= Hope-Page Public Schools =

School district in North Dakota, United States

Hope-Page Public School District 85 is a school district headquartered in Page, North Dakota, serving Hope and Page. It operates Hope-Page Elementary School in Page and Hope-Page High School in Hope.

==History==
In 1910 the board of education aimed to spend $5,000 in a tax levy.

In 1964 students from Colgate began attending school in Hope and Page after the Colgate school closed.

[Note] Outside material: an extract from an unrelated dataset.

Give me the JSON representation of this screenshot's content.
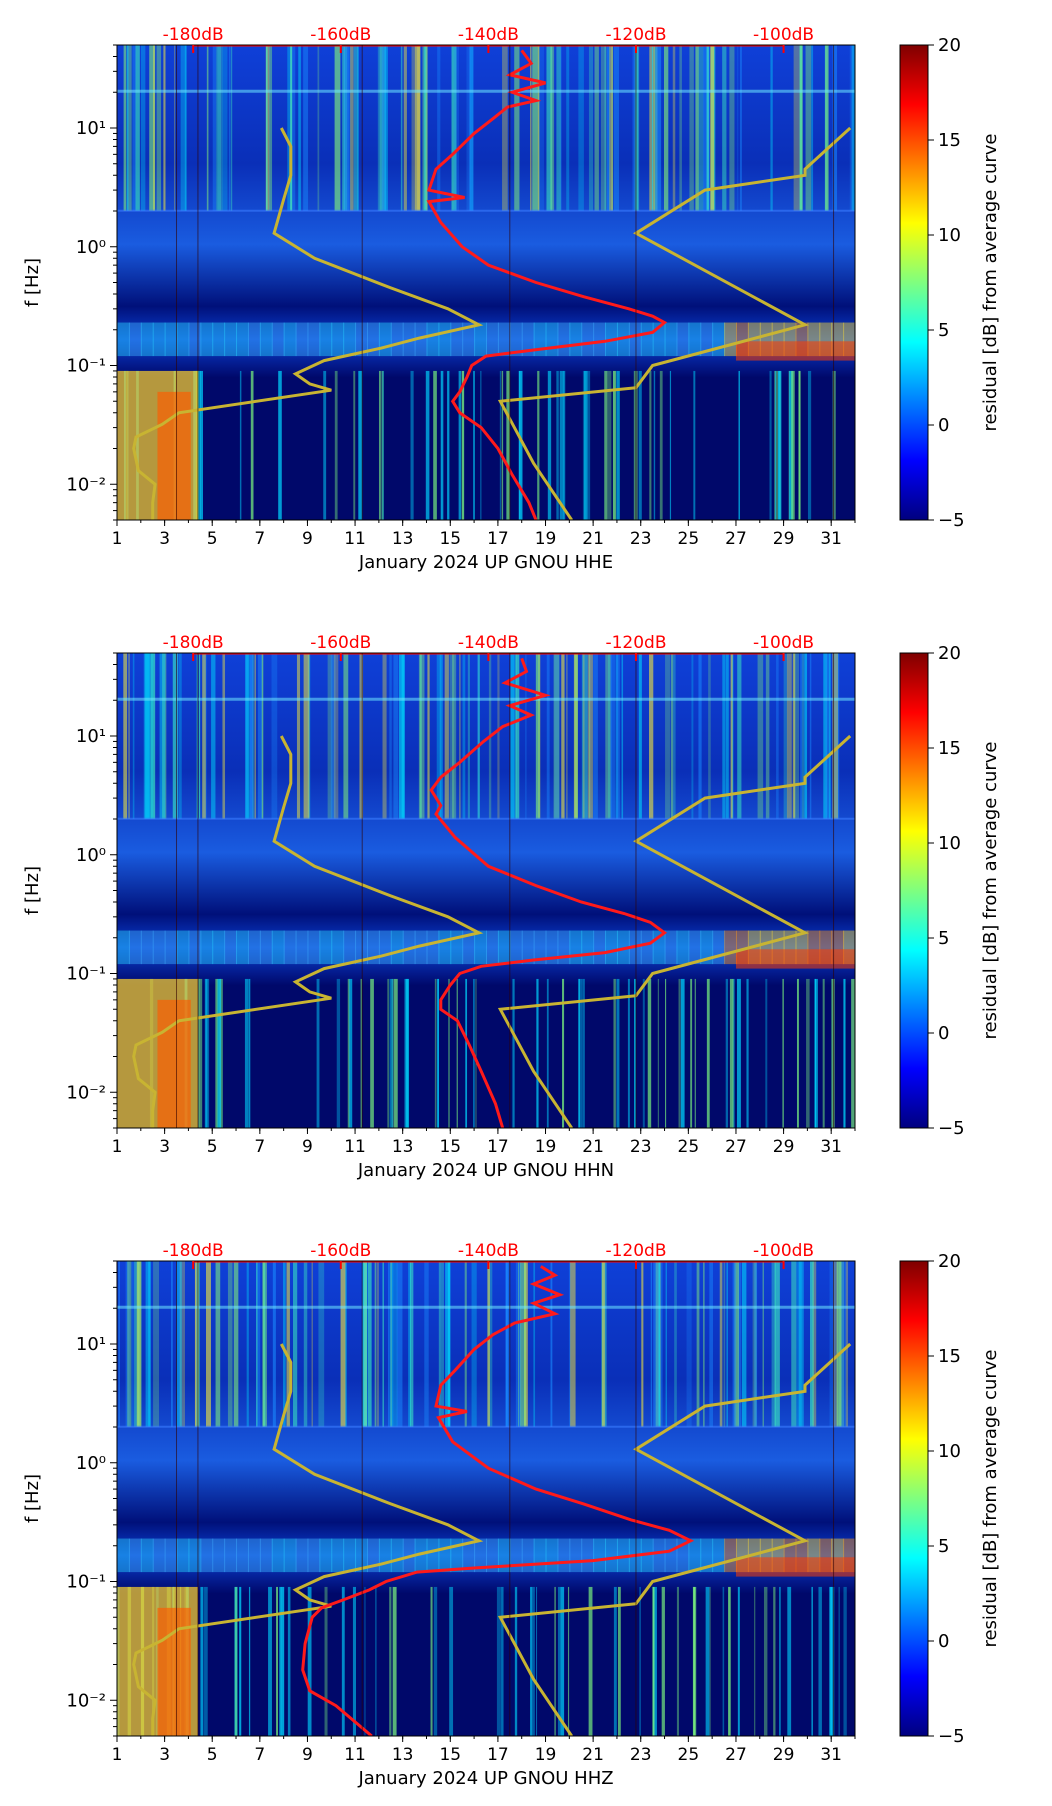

Beginning circa 1987 the Hope and Page school districts made cooperative sports teams. Beginning circa 1999 the two districts began doing a "trial merger" where on a temporary basis students from the respective districts attended each others' schools. In 2005 Hope officials signaled a willingness to permanently consolidate while Page officials had hesitancy since the Hope district hoped to have an athletic partnership in girls' basketball with Finley-Sharon School District, something that the Page district was not in favor of as the market for girls' basketball players would be crowded. That year a board member of the Hope district, Trevor Jacobsen, stated to the Page officials "We've been dating for 18 years. It's time we get married."

The Hope and Page school districts formally consolidated in the 2020-2021 school year.

==Area==
In Cass County the district serves, in addition to Page, a section of Erie. In Steele County the district serves Hope and Luverne. In Barnes County the district serves Pillsbury. It also serves Griggs County.